Professor, Computer Engineering, University of Toronto

  • Visiting Full Professor, Stanford University, Department of Electrical Engineering, Room 216, 350 Serra Mall, Stanford, CA 94305.
  • Chair of the Silicon Valley Innovation & Entrepreneurship Forum (SVIEF).
  • Founding Member of the IEEE Council on Extended Intelligence
  • Marquis Who’s Who 2018 Albert Nelson Marquis Lifetime Achievement Award.

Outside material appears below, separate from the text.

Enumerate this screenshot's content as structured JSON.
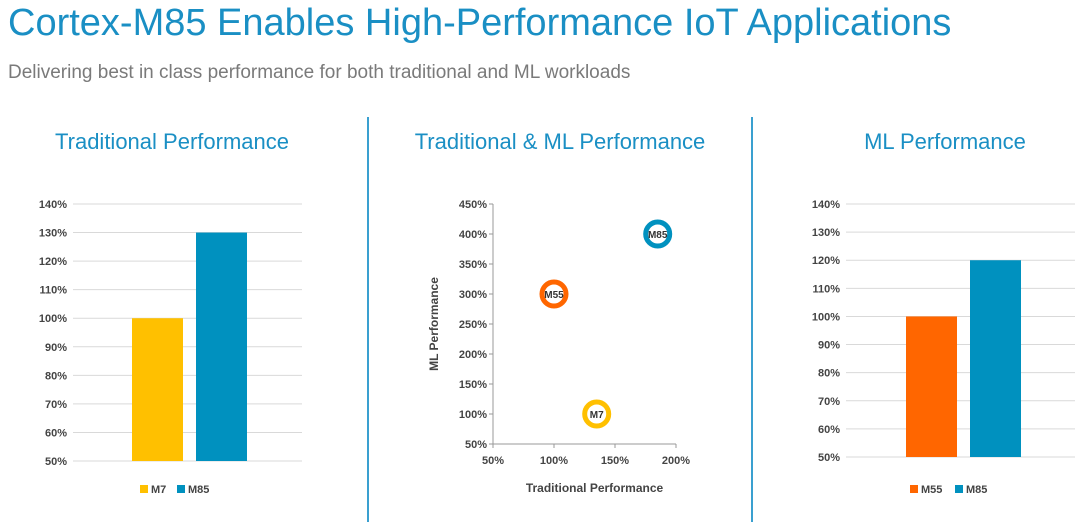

Invented wearable computing in his childhood, brought this invention to MIT to found the MIT wearable computing project, and “persisted in his vision and ended up founding a new discipline.” — Nicholas Negroponte, MIT Media Lab Director, 1997 (link).

Invented, designed, and built the world’s first smartwatch in 1998 (patent filed 1999, featured on cover of Linux Journal July 2000) which he presented at IEEE ISSCC 2000 where he was named “The father of the wearable computer”.

Inventor of HDR (High Dynamic Range) imaging, used in more than 2 billion smartphones. (“The first report of digitally combining multiple pictures of the same scene to improve dynamic range appears to be Mann 1993” — Robertson etal, JEI 12(2).) Originally developed HDR to help people see using his EyeTap Digital Eye Glass invention which predates the Google Glass by more than 30 years.

Founded companies with valuation in excess of $1 billion, together with students.